Después del año milagroso
España prepara los Juegos de Sydney con la intención de confirmar su excelente momento deportivo
Hasta Barcelona 92, los Juegos Olímpicos eran el terreno ideal para vocear mitos falsos -el español como una especie de tullido ambulante- y para recrearse en los brotes de aquellos que se negaban a aceptar la mediocridad general. Gente como Joaquín Blume, Manolo Santana, Santiago Esteva, Mari Paz Corominas, Manuel Orantes o Severiano Ballesteros surgieron del erial y merecieron la admiración de todo el país.

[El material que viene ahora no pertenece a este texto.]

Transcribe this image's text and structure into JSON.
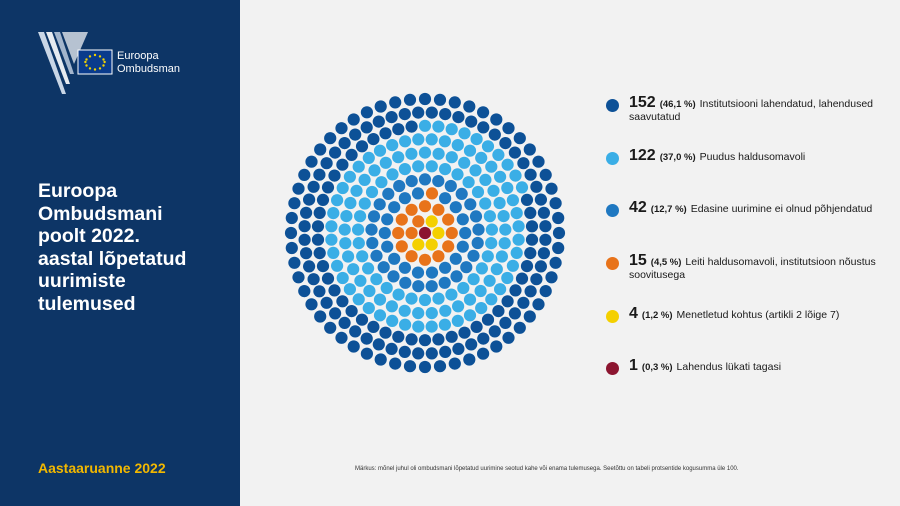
{
  "logo": {
    "line1": "Euroopa",
    "line2": "Ombudsman"
  },
  "panel": {
    "title": "Euroopa\nOmbudsmani\npoolt 2022.\naastal lõpetatud\nuurimiste\ntulemused",
    "report_label": "Aastaaruanne 2022"
  },
  "note": "Märkus: mõnel juhul oli ombudsmani lõpetatud uurimine seotud kahe või enama tulemusega. Seetõttu on tabeli protsentide kogusumma üle 100.",
  "colors": {
    "panel_bg": "#0d3566",
    "accent_yellow": "#f2b800",
    "dark_blue": "#0d5197",
    "light_blue": "#3aaee6",
    "mid_blue": "#1f78c1",
    "orange": "#e8731a",
    "yellow": "#f4d000",
    "dark_red": "#8c1530"
  },
  "chart_data": {
    "type": "dot-circle",
    "series": [
      {
        "count": "152",
        "percent": "(46,1 %)",
        "label": "Institutsiooni lahendatud, lahendused saavutatud",
        "color": "#0d5197",
        "value": 152
      },
      {
        "count": "122",
        "percent": "(37,0 %)",
        "label": "Puudus haldusomavoli",
        "color": "#3aaee6",
        "value": 122
      },
      {
        "count": "42",
        "percent": "(12,7 %)",
        "label": "Edasine uurimine ei olnud põhjendatud",
        "color": "#1f78c1",
        "value": 42
      },
      {
        "count": "15",
        "percent": "(4,5 %)",
        "label": "Leiti haldusomavoli, institutsioon nõustus soovitusega",
        "color": "#e8731a",
        "value": 15
      },
      {
        "count": "4",
        "percent": "(1,2 %)",
        "label": "Menetletud kohtus (artikli 2 lõige 7)",
        "color": "#f4d000",
        "value": 4
      },
      {
        "count": "1",
        "percent": "(0,3 %)",
        "label": "Lahendus lükati tagasi",
        "color": "#8c1530",
        "value": 1
      }
    ]
  }
}
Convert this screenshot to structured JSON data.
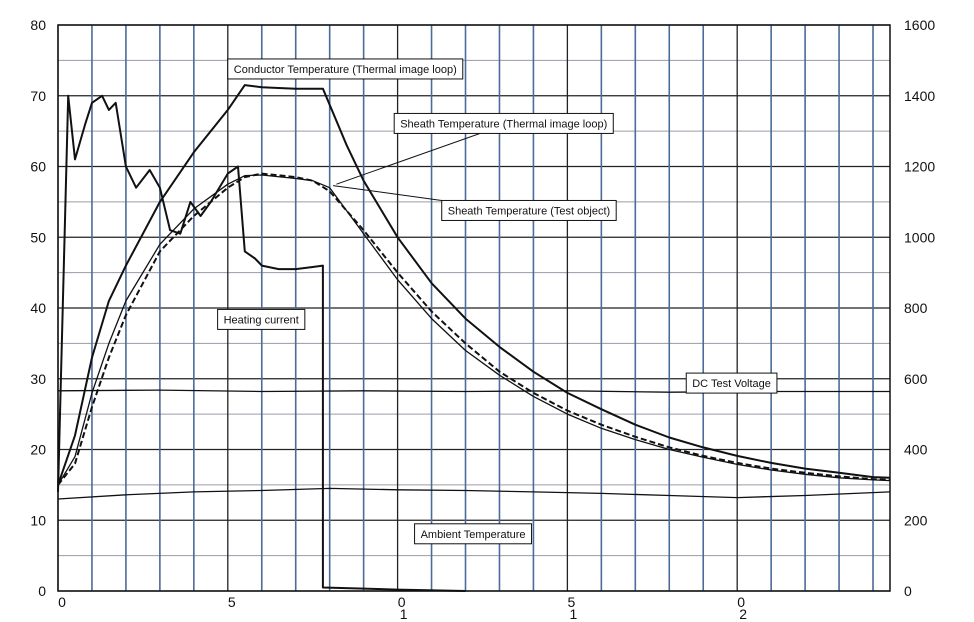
{
  "chart_data": {
    "type": "line",
    "title": "",
    "xlabel": "",
    "ylabel_left": "",
    "ylabel_right": "",
    "grid": true,
    "x_tick_labels": [
      "0",
      "5",
      "0",
      "5",
      "0"
    ],
    "x_tick_sublabels": [
      "",
      "",
      "1",
      "1",
      "2"
    ],
    "x_tick_values": [
      0,
      5,
      10,
      15,
      20
    ],
    "xlim": [
      0,
      24.5
    ],
    "ylim_left": [
      0,
      80
    ],
    "ylim_right": [
      0,
      1600
    ],
    "y_left_ticks": [
      "0",
      "10",
      "20",
      "30",
      "40",
      "50",
      "60",
      "70",
      "80"
    ],
    "y_right_ticks": [
      "0",
      "200",
      "400",
      "600",
      "800",
      "1000",
      "1200",
      "1400",
      "1600"
    ],
    "series": [
      {
        "name": "Conductor Temperature (Thermal image loop)",
        "axis": "left",
        "style": "solid",
        "x": [
          0,
          0.5,
          1,
          1.5,
          2,
          3,
          4,
          5,
          5.5,
          6,
          7,
          7.8,
          8.5,
          9,
          10,
          11,
          12,
          13,
          14,
          15,
          16,
          17,
          18,
          19,
          20,
          21,
          22,
          23,
          24,
          24.5
        ],
        "y": [
          15,
          22,
          33,
          41,
          46,
          55,
          62,
          68,
          71.5,
          71.2,
          71,
          71,
          63,
          58,
          50,
          43.5,
          38.5,
          34.5,
          31,
          28,
          25.7,
          23.5,
          21.7,
          20.3,
          19.1,
          18.1,
          17.3,
          16.7,
          16.1,
          16
        ]
      },
      {
        "name": "Sheath Temperature (Thermal image loop)",
        "axis": "left",
        "style": "dashed",
        "x": [
          0,
          0.5,
          1,
          1.5,
          2,
          3,
          4,
          5,
          5.5,
          6,
          7,
          7.5,
          8,
          9,
          10,
          11,
          12,
          13,
          14,
          15,
          16,
          17,
          18,
          19,
          20,
          21,
          22,
          23,
          24,
          24.5
        ],
        "y": [
          15,
          18,
          26,
          33,
          39,
          48,
          53,
          57,
          58.5,
          59,
          58.5,
          58,
          56.5,
          51,
          45,
          39.5,
          35,
          31,
          28,
          25.5,
          23.5,
          21.8,
          20.3,
          19.1,
          18.1,
          17.3,
          16.7,
          16.2,
          15.8,
          15.7
        ]
      },
      {
        "name": "Sheath Temperature (Test object)",
        "axis": "left",
        "style": "solid-thin",
        "x": [
          0,
          0.5,
          1,
          1.5,
          2,
          3,
          4,
          5,
          5.5,
          6,
          7,
          7.5,
          8,
          9,
          10,
          11,
          12,
          13,
          14,
          15,
          16,
          17,
          18,
          19,
          20,
          21,
          22,
          23,
          24,
          24.5
        ],
        "y": [
          15,
          19,
          28,
          35,
          41,
          49,
          54,
          57.5,
          58.7,
          58.8,
          58.3,
          58,
          57,
          50.5,
          44,
          38.5,
          34,
          30.5,
          27.5,
          25,
          23,
          21.4,
          20,
          18.9,
          17.9,
          17.1,
          16.5,
          16,
          15.7,
          15.6
        ]
      },
      {
        "name": "Heating current",
        "axis": "left",
        "style": "solid",
        "x": [
          0,
          0.3,
          0.5,
          0.8,
          1,
          1.3,
          1.5,
          1.7,
          2,
          2.3,
          2.7,
          3,
          3.3,
          3.6,
          3.9,
          4.2,
          4.5,
          5,
          5.3,
          5.5,
          5.8,
          6,
          6.5,
          7,
          7.5,
          7.8,
          7.8,
          10,
          12
        ],
        "y": [
          14,
          70,
          61,
          66,
          69,
          70,
          68,
          69,
          60,
          57,
          59.5,
          57,
          51,
          50.5,
          55,
          53,
          55,
          59,
          60,
          48,
          47,
          46,
          45.5,
          45.5,
          45.8,
          46,
          0.5,
          0.2,
          0
        ]
      },
      {
        "name": "DC Test Voltage",
        "axis": "left",
        "style": "solid-thin",
        "x": [
          0,
          3,
          6,
          9,
          12,
          15,
          18,
          21,
          24.5
        ],
        "y": [
          28.3,
          28.4,
          28.2,
          28.3,
          28.2,
          28.3,
          28.1,
          28.2,
          28.2
        ]
      },
      {
        "name": "Ambient Temperature",
        "axis": "left",
        "style": "solid-thin",
        "x": [
          0,
          2,
          4,
          6,
          8,
          10,
          12,
          14,
          16,
          18,
          20,
          22,
          24.5
        ],
        "y": [
          13,
          13.6,
          14,
          14.2,
          14.5,
          14.3,
          14.2,
          14,
          13.8,
          13.5,
          13.2,
          13.5,
          14
        ]
      }
    ],
    "annotations": [
      {
        "text": "Conductor Temperature (Thermal image loop)",
        "box_x": 5.0,
        "box_y": 75.2
      },
      {
        "text": "Sheath Temperature (Thermal image loop)",
        "box_x": 9.9,
        "box_y": 67.5
      },
      {
        "text": "Sheath Temperature (Test object)",
        "box_x": 11.3,
        "box_y": 55.2
      },
      {
        "text": "Heating current",
        "box_x": 4.7,
        "box_y": 39.8
      },
      {
        "text": "DC Test Voltage",
        "box_x": 18.5,
        "box_y": 30.8
      },
      {
        "text": "Ambient Temperature",
        "box_x": 10.5,
        "box_y": 9.5
      }
    ]
  }
}
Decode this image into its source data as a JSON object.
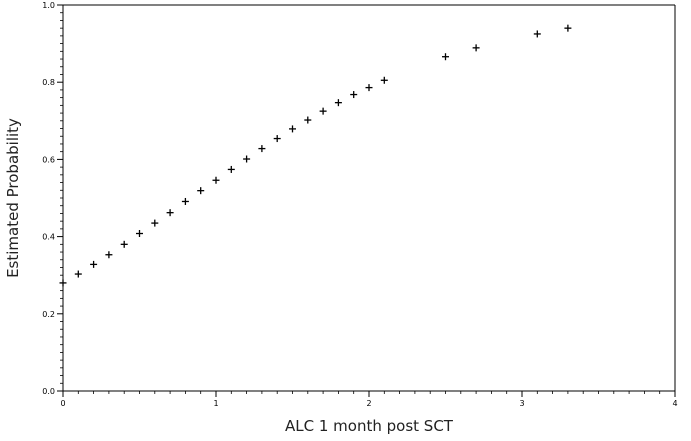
{
  "chart_data": {
    "type": "scatter",
    "title": "",
    "xlabel": "ALC 1 month post SCT",
    "ylabel": "Estimated Probability",
    "xlim": [
      0,
      4
    ],
    "ylim": [
      0,
      1
    ],
    "x_ticks": [
      0,
      1,
      2,
      3,
      4
    ],
    "y_ticks": [
      0.0,
      0.2,
      0.4,
      0.6,
      0.8,
      1.0
    ],
    "x_tick_labels": [
      "0",
      "1",
      "2",
      "3",
      "4"
    ],
    "y_tick_labels": [
      "0.0",
      "0.2",
      "0.4",
      "0.6",
      "0.8",
      "1.0"
    ],
    "grid": false,
    "legend": "none",
    "marker": "plus",
    "marker_color": "#000000",
    "series": [
      {
        "x": [
          0.0,
          0.1,
          0.2,
          0.3,
          0.4,
          0.5,
          0.6,
          0.7,
          0.8,
          0.9,
          1.0,
          1.1,
          1.2,
          1.3,
          1.4,
          1.5,
          1.6,
          1.7,
          1.8,
          1.9,
          2.0,
          2.1,
          2.5,
          2.7,
          3.1,
          3.3
        ],
        "y": [
          0.28,
          0.303,
          0.328,
          0.353,
          0.38,
          0.408,
          0.435,
          0.462,
          0.491,
          0.519,
          0.546,
          0.574,
          0.601,
          0.628,
          0.654,
          0.679,
          0.702,
          0.725,
          0.747,
          0.768,
          0.786,
          0.805,
          0.866,
          0.889,
          0.925,
          0.94
        ]
      }
    ]
  }
}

Eran un espejo donde mirarse, pero no se daban las condiciones para seguir su ejemplo. Barcelona 92 tuvo un efecto singular sobre nuestro país en todos los aspectos. Por vez primera, España pensó en sí misma como un país moderno, capaz frente a los desafíos, libre de prejuicios. El éxito en la organización y en los resultados cambió el criterio de una nación. Aquellas 22 medallas, impensables antes de los Juegos, fueron el producto de un trabajo bien organizado, con planes de gran calado en todo el deporte. El ADO fue fundamental en la cosecha de medallas, pero también fue decisivo el distanciamiento de las nuevas generaciones con el fatalismo anterior. España comenzó a crear un nuevo modelo de deportista que se consagró en Atlanta 96 (17 medallas) y que ha crecido hasta el pasado año, annus mirabilis que ha situado a nuestro deporte en el sexto lugar del mundo, según La Gazzetta dello Sport.En estos días se ve a España en las antípodas del decaído país que acudía como víctima a las grandes citas. Por instalaciones, por clima, por voluntad, por capacidad frente a los retos, España ha irrumpido como la California de Europa. Todas las bases están puestas. Desde los principales organismos deportivos, se apunta como razonable un margen de medallas situado entre las 22 de Barcelona y las 17 de Atlanta. Y no hay ruptura entre generaciones. Entre Estiarte o Cacho, héroes en Barcelona, y jóvenes como el gimnasta Gervasio Defer cabe todo nuestro deporte, rebosante de salud por lo que parece.